Here it is - the fabled, mysterious portable NES. You've seen pictures of the Top Guy elsewhere - now find out how it really works!
The above is sort of a poor picture (do I make any other kind?). For one, the Top Guy himself is not African-American; he is actually green. Which is a shame, because I think the Top Guy would have made a great spokesman for racial equality - imagine the peoples of the world, black and white, holding hands and reconciling their difference via pirated Nintendo hardware. Alas, it is not to be, for there just aren't enough Top Guys out there to make this worthwhile. =(
Upon the initial discovery of two found in Hong Kong, most people in the NES community (me included) figured that this discovery would cause more units to seep through the cracks into the hands of collectors. However, this just hasn't happened because - as we found out when the Top Guy was opened - the units themselves are completely soldered and assembled by hand. They couldn't have made more than a few thousand units that way.

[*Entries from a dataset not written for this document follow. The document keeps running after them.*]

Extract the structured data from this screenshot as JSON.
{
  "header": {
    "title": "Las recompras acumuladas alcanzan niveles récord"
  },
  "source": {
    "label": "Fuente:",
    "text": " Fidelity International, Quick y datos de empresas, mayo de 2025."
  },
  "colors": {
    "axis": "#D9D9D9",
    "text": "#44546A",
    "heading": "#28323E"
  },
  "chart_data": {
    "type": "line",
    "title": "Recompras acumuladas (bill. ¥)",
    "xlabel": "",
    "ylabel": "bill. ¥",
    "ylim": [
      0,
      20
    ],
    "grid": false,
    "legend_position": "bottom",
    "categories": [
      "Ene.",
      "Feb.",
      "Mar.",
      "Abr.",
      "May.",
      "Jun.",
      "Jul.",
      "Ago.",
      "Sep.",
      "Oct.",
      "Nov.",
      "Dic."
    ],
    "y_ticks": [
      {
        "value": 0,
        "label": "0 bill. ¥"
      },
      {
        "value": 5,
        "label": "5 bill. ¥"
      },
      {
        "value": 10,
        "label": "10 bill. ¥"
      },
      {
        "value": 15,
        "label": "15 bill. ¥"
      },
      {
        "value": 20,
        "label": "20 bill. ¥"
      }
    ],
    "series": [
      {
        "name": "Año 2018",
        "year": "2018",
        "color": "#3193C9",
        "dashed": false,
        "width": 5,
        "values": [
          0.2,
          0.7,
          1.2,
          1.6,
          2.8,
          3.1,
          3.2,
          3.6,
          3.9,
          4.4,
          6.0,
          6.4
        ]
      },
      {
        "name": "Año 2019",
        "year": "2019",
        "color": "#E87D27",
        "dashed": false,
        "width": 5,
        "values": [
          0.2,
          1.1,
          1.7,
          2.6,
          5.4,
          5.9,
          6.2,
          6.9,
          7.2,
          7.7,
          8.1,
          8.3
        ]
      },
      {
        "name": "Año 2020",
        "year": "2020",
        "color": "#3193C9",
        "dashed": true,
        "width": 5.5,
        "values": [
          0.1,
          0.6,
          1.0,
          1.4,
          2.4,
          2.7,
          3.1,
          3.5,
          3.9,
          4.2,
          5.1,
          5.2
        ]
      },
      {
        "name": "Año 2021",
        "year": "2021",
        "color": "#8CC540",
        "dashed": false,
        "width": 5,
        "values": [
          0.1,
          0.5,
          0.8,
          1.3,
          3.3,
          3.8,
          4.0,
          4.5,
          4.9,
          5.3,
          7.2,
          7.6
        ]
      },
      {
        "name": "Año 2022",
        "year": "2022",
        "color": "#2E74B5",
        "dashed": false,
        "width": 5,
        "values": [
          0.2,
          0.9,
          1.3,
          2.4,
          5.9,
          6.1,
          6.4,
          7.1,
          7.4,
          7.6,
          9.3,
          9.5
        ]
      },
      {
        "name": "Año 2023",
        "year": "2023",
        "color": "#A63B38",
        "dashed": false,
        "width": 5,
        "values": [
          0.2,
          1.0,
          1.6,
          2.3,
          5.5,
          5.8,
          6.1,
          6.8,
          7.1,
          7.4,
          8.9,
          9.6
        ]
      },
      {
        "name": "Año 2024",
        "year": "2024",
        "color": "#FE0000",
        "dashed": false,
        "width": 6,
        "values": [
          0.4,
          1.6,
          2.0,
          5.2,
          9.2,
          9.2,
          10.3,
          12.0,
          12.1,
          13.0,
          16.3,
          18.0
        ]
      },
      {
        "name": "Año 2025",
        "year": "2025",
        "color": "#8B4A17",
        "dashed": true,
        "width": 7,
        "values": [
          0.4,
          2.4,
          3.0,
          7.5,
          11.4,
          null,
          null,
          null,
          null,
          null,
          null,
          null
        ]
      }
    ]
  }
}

The Top Guy is a portable NES (Famicom actually, so you'll need an adapter to play NES games). Inside the box is the unit itself and an antenna attachment to let you play games on a TV set, although actually using this results in most TV sets in the vicinity of your home to suddenly display you playing some Nintendo game (which is why the FCC bans things like these, those party poopers).
Adding to the weirdness, the Top Guy actually has two power switches, both of which need to be turned on to play. One simply powers up the liquid-crystal screen, and the other turns on the Guy itself. Why they designed the system like this is beyond me, but there is very little to complain about beyond that little flaw. There are the usual buttons - Start, Select, and regular and turbo A and B, as well as a switch to toggle between using controller one and two. On the side of the unit is a Famicom expansion port, letting you plug in FC controllers and accessories.
The system itself runs perfectly and plays every game, FC and NES, that's been thrown at it. The screen is backlit and the graphics are incredibly clear with very little blurriness. The controls feel more or less all right, but sound is a problem - the Top Guy's one speaker is miniscule and starts distorting music even at low volumes, so it's best to stick to headphones.
Still, it's a very impressive unit and it's a real shame that these are nearly impossible to come by. Other portable-NES models are said to exist around Asia, so it's probably a matter of time before more discoveries are made.